Vergil’s narrative of Dido and Aeneas had a broad reception throughout the European literary history. Due to its impact on questions surrounding the fulfillment of duty and grief, or even death caused by love, it became an example, precursor, and point of reference for many Latin and vernacular love stories, and as such, it remains important to this day. As a result of the complex and difficult interference of heroism and love, many epics ignore the latter entirely, while others try to integrate love into the heroic or vice versa. Generic traditions notwithstanding, epic poetry is strongly influenced by the changing cultural and religious beliefs, commandments of heroism, as well as emotionality, especially of love and marriage.

This question becomes particularly complex in the Latin epics of the early modern period. On the one hand, these epics are based on generic tradition and its repertoire, on the other hand, the heroes and the heroines rarely originate from a mythical past, but are contemporary personalities such as Francesco Sforza or Christina of Sweden. The aim of this conference is to examine the dimensions of the interweaving of love with Neo-Latin epics, and the interdependence between love and the heroic in the intersection of the reception of Greco-Roman antiquity and different real-world contexts. As has been shown by the recent research of Yasmin Haskell on emotions in early modern Latin poetry, and the considerations of Ludwig Braun in his paper with the provocative title “Why there is no love in the Neo-latin epic poetry?”, the topic of love and the heroic in Neo-Latin epics is not only vastly significant but also in urgent need of further critical discussion.

Considering love and heroism together raises different questions. Given that a crucial duty of early modern rulers was to maintain diplomatic and economic ties, one area of investigation will be whether there were any kind of romantic love and/or arranged marriages, which were implicated in dynastic and power-political considerations. Therein, a possible effect on the motivation of the hero is already indicated. Can love drive the hero? Are there figures who can only archive heroic deeds through love, like Roland in the Italian tradition? On the other hand, we will also examine whether an arranged marriage imposes on the hero the duty to prove himself and, in this case, how the hero handles the situation. We will also investigate the differences between the love of heroes and heroines.
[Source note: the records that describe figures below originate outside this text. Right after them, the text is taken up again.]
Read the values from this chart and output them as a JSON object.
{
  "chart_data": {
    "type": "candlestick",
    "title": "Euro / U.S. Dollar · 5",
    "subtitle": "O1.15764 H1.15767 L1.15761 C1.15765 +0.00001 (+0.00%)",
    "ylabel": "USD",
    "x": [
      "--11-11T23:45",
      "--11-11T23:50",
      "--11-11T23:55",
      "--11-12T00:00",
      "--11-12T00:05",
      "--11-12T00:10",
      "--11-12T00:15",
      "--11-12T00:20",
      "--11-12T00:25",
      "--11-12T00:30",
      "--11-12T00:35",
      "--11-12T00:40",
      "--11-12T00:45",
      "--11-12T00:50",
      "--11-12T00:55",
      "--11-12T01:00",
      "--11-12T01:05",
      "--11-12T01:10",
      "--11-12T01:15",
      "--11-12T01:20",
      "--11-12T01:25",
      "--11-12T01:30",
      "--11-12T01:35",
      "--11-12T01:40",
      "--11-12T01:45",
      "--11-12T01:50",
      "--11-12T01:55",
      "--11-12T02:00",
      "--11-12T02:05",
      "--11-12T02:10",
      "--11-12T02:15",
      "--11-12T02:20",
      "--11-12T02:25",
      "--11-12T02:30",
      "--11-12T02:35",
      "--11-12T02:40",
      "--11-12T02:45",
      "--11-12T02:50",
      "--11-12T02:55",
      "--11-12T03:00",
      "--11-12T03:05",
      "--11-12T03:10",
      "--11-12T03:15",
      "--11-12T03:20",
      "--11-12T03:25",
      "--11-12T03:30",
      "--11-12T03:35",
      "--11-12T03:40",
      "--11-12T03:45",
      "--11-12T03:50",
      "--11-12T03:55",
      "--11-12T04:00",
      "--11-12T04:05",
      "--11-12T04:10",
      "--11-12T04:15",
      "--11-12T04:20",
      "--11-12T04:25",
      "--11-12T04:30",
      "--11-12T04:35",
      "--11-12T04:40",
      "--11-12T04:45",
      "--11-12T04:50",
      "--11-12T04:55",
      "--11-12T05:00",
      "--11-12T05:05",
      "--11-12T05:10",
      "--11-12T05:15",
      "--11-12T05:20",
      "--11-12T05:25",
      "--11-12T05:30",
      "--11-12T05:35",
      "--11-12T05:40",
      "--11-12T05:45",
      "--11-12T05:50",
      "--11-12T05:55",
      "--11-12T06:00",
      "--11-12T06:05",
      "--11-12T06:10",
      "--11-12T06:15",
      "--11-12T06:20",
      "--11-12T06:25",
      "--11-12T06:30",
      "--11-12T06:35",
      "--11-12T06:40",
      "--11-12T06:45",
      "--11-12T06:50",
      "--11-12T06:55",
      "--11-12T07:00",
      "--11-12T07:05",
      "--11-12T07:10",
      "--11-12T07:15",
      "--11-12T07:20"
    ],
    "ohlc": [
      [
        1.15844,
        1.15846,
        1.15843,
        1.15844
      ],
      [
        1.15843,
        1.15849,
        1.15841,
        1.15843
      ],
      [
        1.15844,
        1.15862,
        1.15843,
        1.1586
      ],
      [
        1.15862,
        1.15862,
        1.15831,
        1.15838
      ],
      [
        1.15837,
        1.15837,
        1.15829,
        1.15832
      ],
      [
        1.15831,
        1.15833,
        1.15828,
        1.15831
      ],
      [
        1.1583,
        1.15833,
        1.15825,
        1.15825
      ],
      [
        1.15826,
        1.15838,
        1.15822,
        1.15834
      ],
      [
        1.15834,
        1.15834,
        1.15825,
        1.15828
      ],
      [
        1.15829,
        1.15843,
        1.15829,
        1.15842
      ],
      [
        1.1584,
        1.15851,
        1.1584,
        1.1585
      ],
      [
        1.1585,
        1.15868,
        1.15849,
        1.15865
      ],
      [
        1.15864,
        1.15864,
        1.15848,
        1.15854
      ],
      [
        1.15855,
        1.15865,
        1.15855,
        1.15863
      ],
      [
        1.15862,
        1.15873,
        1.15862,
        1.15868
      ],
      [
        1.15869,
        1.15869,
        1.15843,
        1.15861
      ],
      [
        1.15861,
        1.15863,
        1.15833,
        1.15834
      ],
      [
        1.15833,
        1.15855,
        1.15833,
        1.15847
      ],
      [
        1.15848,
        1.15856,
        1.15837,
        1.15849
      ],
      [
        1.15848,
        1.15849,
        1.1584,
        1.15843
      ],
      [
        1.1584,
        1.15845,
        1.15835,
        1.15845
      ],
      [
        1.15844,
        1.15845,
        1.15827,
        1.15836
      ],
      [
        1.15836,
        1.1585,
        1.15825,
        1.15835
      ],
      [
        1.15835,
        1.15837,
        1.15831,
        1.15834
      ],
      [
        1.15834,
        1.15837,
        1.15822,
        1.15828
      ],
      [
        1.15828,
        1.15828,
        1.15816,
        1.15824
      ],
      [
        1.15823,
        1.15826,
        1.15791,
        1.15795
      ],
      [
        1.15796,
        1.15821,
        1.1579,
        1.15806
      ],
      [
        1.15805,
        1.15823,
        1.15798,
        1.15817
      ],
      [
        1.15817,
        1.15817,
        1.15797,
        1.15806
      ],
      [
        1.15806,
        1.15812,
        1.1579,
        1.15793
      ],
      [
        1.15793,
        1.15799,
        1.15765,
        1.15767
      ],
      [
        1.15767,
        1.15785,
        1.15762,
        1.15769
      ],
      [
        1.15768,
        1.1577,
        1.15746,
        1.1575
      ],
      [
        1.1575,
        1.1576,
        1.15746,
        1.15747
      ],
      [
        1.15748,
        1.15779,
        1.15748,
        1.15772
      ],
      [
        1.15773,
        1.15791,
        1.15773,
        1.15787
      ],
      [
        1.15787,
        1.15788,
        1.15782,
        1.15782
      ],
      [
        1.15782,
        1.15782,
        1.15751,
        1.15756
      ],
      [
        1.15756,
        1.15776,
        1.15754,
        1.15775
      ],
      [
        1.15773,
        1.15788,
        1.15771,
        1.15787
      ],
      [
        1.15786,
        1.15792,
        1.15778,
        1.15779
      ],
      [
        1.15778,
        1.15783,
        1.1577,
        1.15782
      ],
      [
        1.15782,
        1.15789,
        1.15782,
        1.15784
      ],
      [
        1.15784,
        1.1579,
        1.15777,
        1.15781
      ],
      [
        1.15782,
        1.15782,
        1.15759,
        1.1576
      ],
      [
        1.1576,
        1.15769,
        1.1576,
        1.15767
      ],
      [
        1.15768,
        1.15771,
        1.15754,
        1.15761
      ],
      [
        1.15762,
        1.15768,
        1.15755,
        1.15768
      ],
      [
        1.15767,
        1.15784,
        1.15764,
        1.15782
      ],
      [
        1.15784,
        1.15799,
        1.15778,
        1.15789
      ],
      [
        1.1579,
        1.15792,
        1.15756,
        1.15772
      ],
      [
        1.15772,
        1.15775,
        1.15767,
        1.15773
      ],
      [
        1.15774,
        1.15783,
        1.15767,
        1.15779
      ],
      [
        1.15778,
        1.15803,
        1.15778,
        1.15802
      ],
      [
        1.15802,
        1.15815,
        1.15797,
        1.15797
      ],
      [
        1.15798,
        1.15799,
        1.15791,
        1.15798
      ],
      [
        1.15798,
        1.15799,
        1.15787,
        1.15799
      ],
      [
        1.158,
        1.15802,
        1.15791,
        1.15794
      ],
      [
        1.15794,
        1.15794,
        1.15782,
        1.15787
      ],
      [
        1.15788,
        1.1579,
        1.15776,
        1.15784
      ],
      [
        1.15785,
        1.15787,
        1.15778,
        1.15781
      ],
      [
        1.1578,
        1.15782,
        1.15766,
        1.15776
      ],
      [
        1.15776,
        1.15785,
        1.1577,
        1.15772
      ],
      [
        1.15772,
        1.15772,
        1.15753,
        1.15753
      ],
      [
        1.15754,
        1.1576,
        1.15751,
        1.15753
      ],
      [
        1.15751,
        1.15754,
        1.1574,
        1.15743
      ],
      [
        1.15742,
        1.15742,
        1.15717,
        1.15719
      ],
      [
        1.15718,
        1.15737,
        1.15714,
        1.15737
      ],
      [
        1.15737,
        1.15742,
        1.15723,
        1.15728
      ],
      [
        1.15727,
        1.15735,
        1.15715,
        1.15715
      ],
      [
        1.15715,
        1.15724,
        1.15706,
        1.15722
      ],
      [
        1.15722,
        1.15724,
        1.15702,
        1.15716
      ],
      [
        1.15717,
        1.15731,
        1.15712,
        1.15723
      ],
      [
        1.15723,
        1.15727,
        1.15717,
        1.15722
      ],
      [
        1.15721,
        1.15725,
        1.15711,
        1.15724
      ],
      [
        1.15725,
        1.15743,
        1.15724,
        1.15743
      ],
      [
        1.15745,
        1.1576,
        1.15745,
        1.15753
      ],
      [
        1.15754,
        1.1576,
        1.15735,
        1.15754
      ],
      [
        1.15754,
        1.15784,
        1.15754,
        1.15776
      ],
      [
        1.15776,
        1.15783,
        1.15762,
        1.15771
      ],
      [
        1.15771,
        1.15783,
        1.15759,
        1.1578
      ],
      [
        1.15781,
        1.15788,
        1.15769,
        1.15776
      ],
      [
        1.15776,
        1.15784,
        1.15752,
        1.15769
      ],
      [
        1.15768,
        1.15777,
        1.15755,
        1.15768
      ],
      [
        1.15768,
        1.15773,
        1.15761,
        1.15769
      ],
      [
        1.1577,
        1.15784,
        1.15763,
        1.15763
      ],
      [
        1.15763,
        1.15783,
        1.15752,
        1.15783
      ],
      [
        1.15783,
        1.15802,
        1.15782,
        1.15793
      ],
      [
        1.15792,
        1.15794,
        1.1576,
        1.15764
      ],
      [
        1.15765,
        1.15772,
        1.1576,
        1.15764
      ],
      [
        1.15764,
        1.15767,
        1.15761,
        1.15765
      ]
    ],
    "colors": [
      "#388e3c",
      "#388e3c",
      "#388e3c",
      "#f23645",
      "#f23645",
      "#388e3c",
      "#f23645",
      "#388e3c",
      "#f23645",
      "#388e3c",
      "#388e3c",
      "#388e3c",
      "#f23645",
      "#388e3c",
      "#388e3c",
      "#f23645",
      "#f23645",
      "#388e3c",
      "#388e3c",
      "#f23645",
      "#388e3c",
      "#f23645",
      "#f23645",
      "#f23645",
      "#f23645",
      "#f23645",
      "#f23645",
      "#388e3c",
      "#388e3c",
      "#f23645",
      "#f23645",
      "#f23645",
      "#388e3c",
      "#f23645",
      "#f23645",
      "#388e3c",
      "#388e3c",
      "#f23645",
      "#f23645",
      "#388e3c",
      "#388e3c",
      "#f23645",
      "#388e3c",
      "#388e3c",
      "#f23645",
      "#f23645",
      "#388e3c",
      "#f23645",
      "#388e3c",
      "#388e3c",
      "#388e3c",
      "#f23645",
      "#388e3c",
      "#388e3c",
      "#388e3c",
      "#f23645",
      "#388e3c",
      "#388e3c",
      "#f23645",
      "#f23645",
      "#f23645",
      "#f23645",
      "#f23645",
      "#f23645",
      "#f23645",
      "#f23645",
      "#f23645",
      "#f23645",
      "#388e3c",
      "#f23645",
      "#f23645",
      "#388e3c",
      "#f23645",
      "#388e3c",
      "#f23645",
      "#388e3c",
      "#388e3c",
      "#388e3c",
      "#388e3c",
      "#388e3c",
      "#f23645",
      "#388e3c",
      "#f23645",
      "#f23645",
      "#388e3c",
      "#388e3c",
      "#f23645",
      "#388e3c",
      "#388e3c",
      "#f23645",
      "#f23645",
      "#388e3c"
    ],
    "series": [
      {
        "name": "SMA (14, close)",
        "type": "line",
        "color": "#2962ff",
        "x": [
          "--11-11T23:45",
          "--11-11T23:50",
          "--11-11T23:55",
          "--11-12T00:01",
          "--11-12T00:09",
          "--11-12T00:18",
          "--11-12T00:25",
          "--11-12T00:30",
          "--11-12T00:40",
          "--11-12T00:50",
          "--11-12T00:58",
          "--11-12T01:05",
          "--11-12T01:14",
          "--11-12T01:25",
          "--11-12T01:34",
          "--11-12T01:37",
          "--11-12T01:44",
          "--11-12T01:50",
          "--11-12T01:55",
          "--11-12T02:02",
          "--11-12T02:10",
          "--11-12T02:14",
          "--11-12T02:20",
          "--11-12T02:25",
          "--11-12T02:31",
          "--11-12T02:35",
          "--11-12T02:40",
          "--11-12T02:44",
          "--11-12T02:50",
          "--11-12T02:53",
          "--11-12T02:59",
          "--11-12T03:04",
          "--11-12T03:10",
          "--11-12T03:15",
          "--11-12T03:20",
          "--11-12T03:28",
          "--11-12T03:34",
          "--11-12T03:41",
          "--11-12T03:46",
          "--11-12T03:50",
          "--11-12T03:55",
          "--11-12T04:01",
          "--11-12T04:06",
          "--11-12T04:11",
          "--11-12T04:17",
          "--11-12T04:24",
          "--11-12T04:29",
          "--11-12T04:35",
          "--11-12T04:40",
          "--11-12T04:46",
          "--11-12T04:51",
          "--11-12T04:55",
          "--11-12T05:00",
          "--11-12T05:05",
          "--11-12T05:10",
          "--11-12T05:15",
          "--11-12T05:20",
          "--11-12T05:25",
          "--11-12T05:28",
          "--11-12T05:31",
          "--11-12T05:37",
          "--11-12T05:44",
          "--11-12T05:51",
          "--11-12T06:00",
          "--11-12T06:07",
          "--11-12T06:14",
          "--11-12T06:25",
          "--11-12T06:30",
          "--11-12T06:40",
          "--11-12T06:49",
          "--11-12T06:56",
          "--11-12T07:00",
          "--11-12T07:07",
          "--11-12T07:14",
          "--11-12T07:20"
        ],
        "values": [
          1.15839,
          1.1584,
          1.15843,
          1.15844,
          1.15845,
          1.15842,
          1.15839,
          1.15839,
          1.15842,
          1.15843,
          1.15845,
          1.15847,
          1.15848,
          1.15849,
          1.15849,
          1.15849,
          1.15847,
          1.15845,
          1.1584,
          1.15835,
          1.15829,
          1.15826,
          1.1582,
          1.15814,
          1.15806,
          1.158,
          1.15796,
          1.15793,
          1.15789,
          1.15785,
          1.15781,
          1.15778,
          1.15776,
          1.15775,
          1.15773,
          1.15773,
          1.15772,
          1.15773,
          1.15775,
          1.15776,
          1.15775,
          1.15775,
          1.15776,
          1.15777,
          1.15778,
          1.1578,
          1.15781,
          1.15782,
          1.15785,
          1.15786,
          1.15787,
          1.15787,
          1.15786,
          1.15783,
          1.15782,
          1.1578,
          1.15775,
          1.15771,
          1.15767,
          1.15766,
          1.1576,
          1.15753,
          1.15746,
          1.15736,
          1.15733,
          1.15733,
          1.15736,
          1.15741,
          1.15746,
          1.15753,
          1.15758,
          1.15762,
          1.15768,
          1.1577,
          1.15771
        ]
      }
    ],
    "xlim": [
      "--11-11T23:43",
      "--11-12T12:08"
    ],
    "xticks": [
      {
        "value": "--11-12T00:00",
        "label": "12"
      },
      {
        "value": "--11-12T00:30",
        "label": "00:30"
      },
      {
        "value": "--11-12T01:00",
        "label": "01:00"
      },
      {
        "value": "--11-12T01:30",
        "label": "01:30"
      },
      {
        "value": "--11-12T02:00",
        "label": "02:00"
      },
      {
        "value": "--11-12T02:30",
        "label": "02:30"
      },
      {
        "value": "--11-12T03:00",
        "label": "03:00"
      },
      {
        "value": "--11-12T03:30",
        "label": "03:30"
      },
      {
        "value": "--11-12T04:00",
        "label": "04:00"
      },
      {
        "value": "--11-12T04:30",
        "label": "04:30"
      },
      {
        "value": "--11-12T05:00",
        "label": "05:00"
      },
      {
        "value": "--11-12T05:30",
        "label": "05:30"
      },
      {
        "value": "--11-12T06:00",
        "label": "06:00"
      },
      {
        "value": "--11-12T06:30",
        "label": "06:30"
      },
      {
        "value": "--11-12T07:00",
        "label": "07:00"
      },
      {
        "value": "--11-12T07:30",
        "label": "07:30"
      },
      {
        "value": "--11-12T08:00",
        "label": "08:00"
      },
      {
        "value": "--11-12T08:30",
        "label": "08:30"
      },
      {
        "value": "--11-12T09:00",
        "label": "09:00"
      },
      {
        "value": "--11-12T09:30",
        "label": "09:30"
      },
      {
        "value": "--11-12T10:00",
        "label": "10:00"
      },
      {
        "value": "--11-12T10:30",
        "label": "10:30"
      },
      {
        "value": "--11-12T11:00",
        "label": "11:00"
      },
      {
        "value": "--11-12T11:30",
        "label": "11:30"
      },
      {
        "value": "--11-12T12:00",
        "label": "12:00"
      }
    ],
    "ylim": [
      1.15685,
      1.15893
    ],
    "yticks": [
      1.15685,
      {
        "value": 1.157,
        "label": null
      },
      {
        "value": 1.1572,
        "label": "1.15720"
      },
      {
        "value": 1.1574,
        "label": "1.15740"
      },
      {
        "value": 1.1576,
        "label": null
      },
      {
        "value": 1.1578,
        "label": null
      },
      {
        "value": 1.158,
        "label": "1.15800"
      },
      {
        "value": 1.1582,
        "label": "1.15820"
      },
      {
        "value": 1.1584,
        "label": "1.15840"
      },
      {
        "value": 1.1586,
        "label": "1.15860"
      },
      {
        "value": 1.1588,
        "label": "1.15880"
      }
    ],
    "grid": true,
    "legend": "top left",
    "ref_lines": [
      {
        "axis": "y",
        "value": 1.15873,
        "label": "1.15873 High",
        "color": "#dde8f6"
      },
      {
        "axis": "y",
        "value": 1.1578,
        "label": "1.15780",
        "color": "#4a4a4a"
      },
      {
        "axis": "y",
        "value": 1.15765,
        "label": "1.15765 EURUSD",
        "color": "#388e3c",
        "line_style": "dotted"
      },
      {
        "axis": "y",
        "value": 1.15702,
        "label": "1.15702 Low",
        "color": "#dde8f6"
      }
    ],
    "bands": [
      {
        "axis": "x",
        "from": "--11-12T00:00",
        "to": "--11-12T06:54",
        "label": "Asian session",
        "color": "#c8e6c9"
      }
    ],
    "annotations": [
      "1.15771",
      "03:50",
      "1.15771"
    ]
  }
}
Finally, it is not less important to scrutinize the differences in distinct epic contexts, for example between epics on a condottiere in fifteenth century Italy and colonial epics set in the ‘New World’. What considerations must one take into account when telling a love story of Isotta and Sigismondo Malatesta in the Hesperis, and what, in a completely different context, are the consequences of Columbus’s love to Auria, the daughter of the king of Cuba, in Carrara’s Columbus?

Against the background of the frequent integration of pagan gods into Neo-Latin epics and a hybridisation of paganism and Christianity, the influence of Christian morals and commandments on matrimony must also be considered. Are there standards for the loving hero, Christian or pagan-philosophical, or even new-stoic, that suggest that the representation of love is based on a philosophical concept? In the case of exorbitant and irrational heroes, the further questions arise regarding whether a hero should love moderately or excessively and how this is judged by the hero himself, his surrounding, and/or the narrator. How does one convey and depict excessive emotions (such as jealousy) or even suicide – the latter an especially difficult issue in a world dominated by Christian morals?

Since in Latin epics the enemy is frequently a worthy opponent and therefore a hero in many respects, it will also enrich the conference to focus on the loving enemy or the love of supporting actors, and to contextualize them within the broader thematics of the epic.

Finally, in addition to contemporary historical personalities, we will ask whether, for instance, ancient heroes experience a transformation in the early modern epics, whether they experience love in a different way or even at all. This is especially interesting in supplements to ancient works, for example the thirteenth book of the Aeneid by Maffeo Vegio which depicts Aeneas’s love for Lavinia.